Юрию Вишневецкому тоже плохо спалось в эту ночь. Но под утро, передумав и переосмыслив свои подозрения, он отбросил их и решил, что его страхи напрасны, что они вызваны трусливостью и малодушием.
— Я здесь, дорогой Аверкий Трофимович, — молодцевато отрапортовал Вишневецкий, появившись под окнами дома Мерцаева.
— И очень хорошо, — послышался из открытого окна голос Мерцаева. — Проходи и садись в тележку.
На дворе ожидал старик кучер Михеич и запряженная серая мерцаевская лошадь.
Аверкий Трофимович вынес ружья и торжественно опоясал патронташем Вишневецкого:
— Посвящаю в славный орден охотников. Вручаю.
Сияющий Вишневецкий любовался безукоризненным бельгийским бескурковым ружьем двадцатого калибра. Такого не бывало и у прожженного взяточника — его отца.
— В путь, Михеич, — приказал Мерцаев.
Старая, но еще сильная лошадь быстро вынесла охотников на знакомую дорогу, проходящую через комаровские дачи.
— Как хорошо кругом, Юрий Ростиславович!
— Да-а… Сегодня, наверно, весь день будет солнечным…
— Наверно, наверно, — сказал Мерцаев и улыбнулся.

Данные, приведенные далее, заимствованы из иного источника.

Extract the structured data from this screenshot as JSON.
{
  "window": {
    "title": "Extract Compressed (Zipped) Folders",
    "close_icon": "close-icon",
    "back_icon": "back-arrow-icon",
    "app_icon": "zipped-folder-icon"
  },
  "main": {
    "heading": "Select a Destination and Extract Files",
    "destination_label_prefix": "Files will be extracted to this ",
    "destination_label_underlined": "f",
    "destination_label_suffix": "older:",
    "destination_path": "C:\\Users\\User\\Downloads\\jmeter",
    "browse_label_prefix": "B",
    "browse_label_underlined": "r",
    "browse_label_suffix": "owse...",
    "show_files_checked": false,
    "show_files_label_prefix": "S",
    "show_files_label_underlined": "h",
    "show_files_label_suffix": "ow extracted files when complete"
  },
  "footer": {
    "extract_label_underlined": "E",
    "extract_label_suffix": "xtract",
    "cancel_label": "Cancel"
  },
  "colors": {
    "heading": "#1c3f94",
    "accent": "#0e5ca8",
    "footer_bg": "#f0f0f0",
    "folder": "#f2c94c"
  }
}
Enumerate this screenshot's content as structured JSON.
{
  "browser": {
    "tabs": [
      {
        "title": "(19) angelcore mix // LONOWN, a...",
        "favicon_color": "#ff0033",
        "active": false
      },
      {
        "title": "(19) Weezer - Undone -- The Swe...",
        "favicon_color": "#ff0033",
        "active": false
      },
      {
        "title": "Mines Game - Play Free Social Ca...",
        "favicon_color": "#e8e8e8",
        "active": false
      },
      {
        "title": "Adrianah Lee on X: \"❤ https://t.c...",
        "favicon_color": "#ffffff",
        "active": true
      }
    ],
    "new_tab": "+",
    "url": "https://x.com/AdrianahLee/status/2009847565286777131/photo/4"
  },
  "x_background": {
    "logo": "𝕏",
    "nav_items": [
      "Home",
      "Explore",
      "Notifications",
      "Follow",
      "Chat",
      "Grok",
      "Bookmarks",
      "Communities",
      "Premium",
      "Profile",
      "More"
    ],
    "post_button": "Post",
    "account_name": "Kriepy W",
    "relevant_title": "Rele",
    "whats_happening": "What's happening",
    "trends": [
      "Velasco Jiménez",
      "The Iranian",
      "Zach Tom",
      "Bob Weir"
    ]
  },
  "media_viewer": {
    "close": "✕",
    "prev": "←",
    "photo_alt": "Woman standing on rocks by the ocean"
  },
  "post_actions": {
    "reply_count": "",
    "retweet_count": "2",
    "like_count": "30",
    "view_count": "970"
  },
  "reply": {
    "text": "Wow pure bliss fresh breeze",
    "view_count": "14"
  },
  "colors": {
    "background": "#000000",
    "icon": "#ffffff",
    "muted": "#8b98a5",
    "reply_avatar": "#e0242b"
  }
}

Вишневецкий шутил, смеялся, а когда приехали в Комаровку, прицелился и хотел выстрелить в стрекочущую сороку.
— Нельзя, — строго сказал Мерцаев. — Что ты? Это верная неудача на охоте. Первый выстрел — только по хорошей цели.
Михеичу было приказано распрячь Серого и попасти его в лесу до возвращения охотников.
Примильвенские леса не так густы и глухи, как закамские, но и тут есть совсем таежные места. Туда-то и вел Мерцаев Вишневецкого. И когда они отошли довольно далеко, Аверкий Трофимович спросил:
— Скажи, пожалуйста, Юрий Ростиславович, наверно, трудно убивать человека?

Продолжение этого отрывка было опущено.